今後の焦点の一つは、7万ドル付近に存在するCMEギャップだ。この水準はまだ埋められておらず、価格がここまで戻した場合、レジスタンスとして機能する可能性がある。もし反落すれば、短期的には弱気トレンド継続のシグナルと解釈されるだろう。
重要なサポートとしては、月足オープンである6万6,900ドル付近が最も意識されやすい。この水準以上の価格で値動きが定着できるかどうかが、短期的な方向性の判断材料となる。一方で、高時間軸の本命サポートは65,900ドルから64,700ドルのゾーンに位置しており、ここを明確に割り込むようであれば、60,000ドル割れのシナリオが現実味を帯びてくる。
今後の流れとしては、一度7万ドル付近のギャップを埋めにいく動きでショートを誘い、その後に再び下方向へ展開する可能性が高いとKilla氏は分析し「CMEギャップは即座に埋まるとは限らないが、最終的には埋められるはずだ」と締めくくった。
5万3,000ドルへの下落リスクも、中長期は強気維持
また、ビットコイン分析アナリストのStockmoney Lizards氏も、自身のXにてビットコインが今後も弱気な展開になるとの見解を共有した。
ビットコインは再びEMA50を下抜け、テクニカルとマクロの両面でやや不安定な状況に入っている。直近の地政学リスクや経済不透明感の高まりもあり、2週間前と比べても市場のリスクオフムードは再び高まっている。このような環境において、リスク資産であるビットコインが再び下方向の流動性を試しに行く展開は自然であり、6万ドル割れの再訪も十分に視野に入る。

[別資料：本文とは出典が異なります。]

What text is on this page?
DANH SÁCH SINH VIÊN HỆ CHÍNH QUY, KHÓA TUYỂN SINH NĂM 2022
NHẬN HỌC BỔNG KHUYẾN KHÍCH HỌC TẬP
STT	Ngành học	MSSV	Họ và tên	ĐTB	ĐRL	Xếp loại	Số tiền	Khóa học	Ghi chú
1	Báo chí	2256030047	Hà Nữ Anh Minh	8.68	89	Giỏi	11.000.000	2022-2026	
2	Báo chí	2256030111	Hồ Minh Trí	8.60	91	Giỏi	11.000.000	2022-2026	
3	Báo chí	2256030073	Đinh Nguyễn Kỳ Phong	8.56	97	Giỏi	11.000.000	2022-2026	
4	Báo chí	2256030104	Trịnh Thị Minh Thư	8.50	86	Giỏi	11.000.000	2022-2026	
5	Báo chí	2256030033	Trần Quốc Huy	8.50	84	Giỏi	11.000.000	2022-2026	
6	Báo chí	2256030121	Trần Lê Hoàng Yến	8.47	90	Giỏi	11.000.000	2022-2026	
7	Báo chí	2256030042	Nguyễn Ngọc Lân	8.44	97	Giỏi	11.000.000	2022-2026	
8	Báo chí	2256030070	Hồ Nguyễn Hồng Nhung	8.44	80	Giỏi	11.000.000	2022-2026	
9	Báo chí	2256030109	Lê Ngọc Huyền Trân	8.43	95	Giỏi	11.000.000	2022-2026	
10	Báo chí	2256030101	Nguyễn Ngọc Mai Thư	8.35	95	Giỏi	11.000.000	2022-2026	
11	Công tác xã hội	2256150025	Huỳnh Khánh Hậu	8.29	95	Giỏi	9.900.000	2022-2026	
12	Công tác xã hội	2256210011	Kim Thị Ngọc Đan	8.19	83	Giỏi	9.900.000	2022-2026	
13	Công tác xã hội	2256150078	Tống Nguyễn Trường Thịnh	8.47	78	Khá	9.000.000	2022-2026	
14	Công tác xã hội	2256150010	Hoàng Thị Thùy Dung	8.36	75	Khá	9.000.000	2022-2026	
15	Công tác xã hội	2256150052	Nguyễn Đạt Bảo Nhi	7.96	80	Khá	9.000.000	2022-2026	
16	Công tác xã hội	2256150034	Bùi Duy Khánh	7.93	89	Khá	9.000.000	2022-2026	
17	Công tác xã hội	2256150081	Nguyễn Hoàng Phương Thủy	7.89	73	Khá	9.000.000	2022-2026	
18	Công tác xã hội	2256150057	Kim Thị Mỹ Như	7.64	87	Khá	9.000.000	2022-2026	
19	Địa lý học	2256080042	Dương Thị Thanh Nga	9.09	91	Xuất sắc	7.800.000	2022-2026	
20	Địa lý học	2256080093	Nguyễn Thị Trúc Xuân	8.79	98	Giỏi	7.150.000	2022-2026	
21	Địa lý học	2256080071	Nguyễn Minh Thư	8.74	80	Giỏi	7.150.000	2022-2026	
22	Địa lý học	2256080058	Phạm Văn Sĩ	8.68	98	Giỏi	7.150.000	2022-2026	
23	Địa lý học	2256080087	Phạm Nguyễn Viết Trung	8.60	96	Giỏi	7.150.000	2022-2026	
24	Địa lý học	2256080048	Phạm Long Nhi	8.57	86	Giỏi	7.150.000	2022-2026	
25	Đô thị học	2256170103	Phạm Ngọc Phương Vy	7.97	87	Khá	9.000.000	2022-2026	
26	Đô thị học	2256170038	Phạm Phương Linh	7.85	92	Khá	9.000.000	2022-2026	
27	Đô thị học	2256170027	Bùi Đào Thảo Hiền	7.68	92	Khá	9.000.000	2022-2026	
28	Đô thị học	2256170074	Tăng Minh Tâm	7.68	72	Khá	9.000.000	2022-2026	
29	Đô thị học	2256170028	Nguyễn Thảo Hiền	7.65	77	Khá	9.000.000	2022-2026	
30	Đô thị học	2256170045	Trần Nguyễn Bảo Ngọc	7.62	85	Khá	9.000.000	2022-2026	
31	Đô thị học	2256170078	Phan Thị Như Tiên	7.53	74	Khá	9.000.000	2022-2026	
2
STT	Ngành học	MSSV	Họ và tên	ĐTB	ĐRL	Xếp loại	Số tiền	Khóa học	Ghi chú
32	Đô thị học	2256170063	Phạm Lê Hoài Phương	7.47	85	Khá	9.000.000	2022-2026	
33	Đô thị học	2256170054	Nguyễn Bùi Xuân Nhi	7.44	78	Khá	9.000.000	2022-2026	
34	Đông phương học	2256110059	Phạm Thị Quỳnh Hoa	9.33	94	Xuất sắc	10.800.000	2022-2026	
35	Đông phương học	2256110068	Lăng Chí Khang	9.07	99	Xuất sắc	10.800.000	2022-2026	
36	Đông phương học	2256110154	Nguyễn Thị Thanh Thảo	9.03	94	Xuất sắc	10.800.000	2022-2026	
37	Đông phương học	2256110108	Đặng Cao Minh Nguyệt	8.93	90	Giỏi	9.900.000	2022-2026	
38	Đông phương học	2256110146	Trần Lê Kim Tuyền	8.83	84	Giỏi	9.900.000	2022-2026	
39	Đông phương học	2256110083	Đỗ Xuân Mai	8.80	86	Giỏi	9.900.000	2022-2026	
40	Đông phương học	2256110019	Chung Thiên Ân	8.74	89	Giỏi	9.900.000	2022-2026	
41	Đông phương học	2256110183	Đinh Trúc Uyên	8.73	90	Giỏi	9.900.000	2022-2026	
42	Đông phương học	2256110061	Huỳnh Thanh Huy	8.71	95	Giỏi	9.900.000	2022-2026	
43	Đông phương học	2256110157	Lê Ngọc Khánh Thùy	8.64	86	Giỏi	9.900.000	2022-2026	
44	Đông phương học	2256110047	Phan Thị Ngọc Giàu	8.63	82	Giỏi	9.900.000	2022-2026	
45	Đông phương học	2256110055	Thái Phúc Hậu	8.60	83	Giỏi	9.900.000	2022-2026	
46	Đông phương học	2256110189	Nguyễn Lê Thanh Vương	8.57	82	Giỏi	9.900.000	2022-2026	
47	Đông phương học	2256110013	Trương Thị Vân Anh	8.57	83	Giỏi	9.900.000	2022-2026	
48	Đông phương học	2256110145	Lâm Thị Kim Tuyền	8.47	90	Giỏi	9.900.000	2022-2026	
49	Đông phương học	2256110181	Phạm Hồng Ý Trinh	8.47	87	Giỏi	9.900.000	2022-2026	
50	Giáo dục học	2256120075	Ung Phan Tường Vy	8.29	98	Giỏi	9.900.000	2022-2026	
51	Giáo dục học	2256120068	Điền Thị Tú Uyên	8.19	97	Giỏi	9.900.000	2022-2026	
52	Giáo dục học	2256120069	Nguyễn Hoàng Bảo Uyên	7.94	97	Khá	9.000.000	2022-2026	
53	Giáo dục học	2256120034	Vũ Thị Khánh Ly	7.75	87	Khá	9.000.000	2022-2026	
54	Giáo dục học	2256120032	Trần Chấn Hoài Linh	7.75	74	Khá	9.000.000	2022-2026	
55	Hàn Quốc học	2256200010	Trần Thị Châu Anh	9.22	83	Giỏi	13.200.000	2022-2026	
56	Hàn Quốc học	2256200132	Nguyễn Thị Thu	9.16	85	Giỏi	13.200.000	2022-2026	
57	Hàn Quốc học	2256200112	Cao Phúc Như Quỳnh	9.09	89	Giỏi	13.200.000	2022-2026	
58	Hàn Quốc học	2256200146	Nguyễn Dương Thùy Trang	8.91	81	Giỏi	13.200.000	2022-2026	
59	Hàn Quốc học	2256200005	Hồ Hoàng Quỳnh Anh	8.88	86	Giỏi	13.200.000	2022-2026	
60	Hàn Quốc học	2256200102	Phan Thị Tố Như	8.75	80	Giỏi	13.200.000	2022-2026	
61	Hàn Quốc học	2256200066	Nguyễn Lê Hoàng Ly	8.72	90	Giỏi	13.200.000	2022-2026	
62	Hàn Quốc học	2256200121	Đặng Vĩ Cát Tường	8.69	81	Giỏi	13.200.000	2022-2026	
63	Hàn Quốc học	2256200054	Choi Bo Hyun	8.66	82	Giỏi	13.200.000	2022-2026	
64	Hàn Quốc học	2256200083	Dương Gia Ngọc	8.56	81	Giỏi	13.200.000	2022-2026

現在の構造は、過去の急落局面、いわゆるFTXショック時のような「流動性クラッシュ型」の動きを再現する可能性もある。とはいえ、当時のような深刻な信用不安が伴っているわけではないため、最大下落想定としては5万3,000ドル付近が“マックスペインゾーン”となり、それ以上の深掘りは現時点では想定しにくい。
現在のような局面では、短期的には厳しい値動きになりやすいが「ビットコインは年末までに10万ドルまで回復すると信じている」とStockmoney Lizards氏が述べていることから、中長期投資家にとっては絶好の仕込み機会となる可能性も高いと言えるだろう。
現在ビットコインは、7万ドル以上の奪還、もしくは6万ドル付近のサポートブレイクといった明確な動きが起きるまでは、方向感がかなり読みにくい展開だ。今後も方向性が明確になるまでは無理なトレードは避け、徹底したリスク管理を継続する姿勢が求められる。